Gli specialisti dell’Arma hanno utilizzato il luminol e tecnologie di rilevamento avanzate per cercare tracce ematiche non visibili a occhio nudo, con l’obiettivo di verificare la versione fornita da Lorena Venier, madre della vittima e una delle due donne accusate di omicidio volontario pluriaggravato, vilipendio e occultamento di cadavere. La seconda indagata, la compagna di Alessandro, la 30enne colombiana Mailyn Castro Monsalvo, attualmente detenuta nell’istituto a custodia attenuata per madri di Venezia, è rimasta invece in silenzio, senza fornire la propria versione dei fatti.
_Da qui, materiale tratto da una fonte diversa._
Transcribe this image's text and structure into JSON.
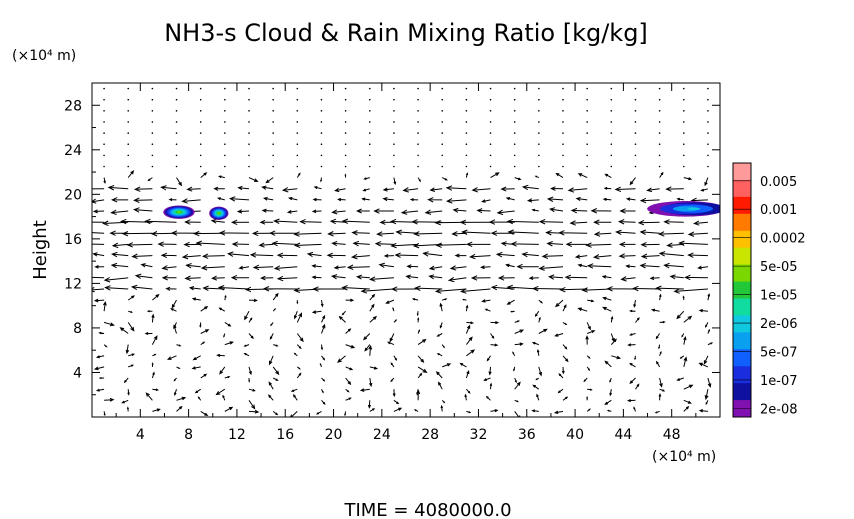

Ieri pomeriggio è stato effettuato anche il primo esame sul corpo della vittima, una Tac, mentre questa mattina, alle 9, è prevista l’autopsia nella camera settoriale dell’ospedale Santa Maria della Misericordia di Udine. L’esame sarà condotto dalla dottoressa Francesca Sinopoli, medico legale, alla presenza dei consulenti delle difese: il dottor Massimiliano Mansutti, nominato dall’avvocato Giovanni De Nardo per Lorena Venier, e il professor Lorenzo Desinan, incaricato dagli avvocati Federica Tosel e Francesco De Carlo per Mailyn Castro Monsalvo. Anche i Ris parteciperanno agli accertamenti autoptici.